Weinend sehe ich mich um, wo ich überhaupt bin. Hier steht außer einem leerstehenden Haus nichts. Es scheint noch nicht lange leer zu stehen, denn der Pool ist noch recht sauber. Oder es kümmert sich weiter jemand darum.
"Ey, da ist es. Ich freu mich so!" höre ich eine bekannte Stimme rufen.
Verona, Phil und Cat kommen die Straße hinauf und bleiben kurz stehen, als sie mich entdecken.

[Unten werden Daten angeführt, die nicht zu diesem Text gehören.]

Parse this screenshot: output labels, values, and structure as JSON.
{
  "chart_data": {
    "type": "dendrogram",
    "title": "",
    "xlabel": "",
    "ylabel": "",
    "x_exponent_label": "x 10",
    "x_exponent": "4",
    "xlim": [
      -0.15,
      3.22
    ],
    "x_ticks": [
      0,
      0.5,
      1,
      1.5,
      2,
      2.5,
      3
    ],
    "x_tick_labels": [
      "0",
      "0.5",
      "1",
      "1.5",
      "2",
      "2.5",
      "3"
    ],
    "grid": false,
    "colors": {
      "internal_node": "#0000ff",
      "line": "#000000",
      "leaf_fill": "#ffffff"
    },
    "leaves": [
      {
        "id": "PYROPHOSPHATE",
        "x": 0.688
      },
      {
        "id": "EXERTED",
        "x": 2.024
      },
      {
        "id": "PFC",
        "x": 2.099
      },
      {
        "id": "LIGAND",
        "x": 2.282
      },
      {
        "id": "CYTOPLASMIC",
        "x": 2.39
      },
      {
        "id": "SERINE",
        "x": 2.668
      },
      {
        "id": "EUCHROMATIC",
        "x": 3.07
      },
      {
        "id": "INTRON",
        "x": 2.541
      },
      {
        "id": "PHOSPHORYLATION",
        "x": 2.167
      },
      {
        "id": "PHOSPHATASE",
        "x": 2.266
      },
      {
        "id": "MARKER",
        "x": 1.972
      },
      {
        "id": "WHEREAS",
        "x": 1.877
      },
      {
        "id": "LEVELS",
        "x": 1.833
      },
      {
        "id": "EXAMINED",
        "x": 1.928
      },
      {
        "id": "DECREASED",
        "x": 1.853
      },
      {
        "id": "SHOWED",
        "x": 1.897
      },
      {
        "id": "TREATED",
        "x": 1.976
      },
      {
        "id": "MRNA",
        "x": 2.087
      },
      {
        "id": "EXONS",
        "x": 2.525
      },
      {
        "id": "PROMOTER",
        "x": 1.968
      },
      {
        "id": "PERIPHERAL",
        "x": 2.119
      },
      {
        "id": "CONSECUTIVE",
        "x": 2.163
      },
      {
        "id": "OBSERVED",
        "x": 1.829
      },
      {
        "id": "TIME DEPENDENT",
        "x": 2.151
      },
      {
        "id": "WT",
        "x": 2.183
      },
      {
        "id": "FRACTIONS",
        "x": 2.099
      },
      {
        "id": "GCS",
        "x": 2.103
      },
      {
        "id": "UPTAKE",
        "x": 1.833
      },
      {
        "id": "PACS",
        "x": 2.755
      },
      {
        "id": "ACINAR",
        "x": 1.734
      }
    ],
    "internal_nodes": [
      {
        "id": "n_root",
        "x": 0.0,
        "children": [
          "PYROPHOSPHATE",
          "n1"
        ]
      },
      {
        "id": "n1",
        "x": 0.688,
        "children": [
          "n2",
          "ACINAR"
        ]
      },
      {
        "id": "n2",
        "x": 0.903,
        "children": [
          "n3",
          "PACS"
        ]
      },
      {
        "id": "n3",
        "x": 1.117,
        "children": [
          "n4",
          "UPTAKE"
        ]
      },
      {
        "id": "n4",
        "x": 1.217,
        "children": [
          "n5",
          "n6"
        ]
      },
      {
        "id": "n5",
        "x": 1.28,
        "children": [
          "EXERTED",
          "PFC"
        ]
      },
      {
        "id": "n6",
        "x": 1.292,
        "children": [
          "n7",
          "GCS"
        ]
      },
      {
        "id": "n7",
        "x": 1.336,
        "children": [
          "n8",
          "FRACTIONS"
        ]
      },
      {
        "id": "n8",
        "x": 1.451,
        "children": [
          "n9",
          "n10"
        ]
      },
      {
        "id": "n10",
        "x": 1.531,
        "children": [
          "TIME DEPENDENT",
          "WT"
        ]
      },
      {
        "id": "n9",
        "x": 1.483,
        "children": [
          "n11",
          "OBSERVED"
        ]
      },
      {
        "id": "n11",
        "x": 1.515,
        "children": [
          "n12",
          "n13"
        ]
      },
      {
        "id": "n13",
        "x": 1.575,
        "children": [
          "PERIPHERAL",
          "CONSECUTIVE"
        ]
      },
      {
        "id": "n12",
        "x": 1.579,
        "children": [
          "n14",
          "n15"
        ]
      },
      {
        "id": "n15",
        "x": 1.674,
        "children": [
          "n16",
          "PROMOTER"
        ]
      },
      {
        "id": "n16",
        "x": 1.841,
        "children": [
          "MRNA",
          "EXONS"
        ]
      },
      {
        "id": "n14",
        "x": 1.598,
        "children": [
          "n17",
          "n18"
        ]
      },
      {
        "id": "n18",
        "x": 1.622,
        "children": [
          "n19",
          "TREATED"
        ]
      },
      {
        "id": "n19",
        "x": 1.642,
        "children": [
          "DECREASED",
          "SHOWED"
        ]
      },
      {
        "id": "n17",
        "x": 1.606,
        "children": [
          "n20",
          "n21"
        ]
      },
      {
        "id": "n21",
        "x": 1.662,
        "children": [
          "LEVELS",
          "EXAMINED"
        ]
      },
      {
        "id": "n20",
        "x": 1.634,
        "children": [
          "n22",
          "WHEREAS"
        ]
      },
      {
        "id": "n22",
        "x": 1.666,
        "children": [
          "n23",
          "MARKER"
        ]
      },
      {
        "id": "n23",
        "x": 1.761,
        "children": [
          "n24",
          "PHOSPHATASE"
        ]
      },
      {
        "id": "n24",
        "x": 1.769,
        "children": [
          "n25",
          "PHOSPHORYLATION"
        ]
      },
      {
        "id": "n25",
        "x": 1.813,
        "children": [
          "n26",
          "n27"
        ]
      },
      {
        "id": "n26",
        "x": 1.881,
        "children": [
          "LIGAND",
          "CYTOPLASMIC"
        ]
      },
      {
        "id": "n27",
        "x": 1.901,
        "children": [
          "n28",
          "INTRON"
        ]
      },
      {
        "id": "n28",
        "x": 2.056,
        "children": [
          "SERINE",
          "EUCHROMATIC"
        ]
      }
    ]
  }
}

"Was will sie hier?" tuschelt Cat zu ihnen, doch nicht gerade leise.
Sie gibt auch nicht viel darauf, was ich von ihr halte. Wenn es um Freunde und Beliebheit geht, hat sie eh gewonnen.
Ich bin definitiv keine Bedrohung für sie.
"Lass sie doch. Sie hat ihre Mutter verloren, sei mal nicht so." murmelt Verona.
"Hey." begrüßt sie mich daraufhin und kommt zu mir.
"Hey." begrüße ich sie rein der Höflichkeit wegen.
"Kommst du auch? Poolparty des Jahres." sagt sie und sieht dann zu Phil und Cat, die den Abstand wahren.
Cat gibt ihr daraufhin ziemlich deutlich zu verstehen, dass sie mich nicht einladen hätte sollen.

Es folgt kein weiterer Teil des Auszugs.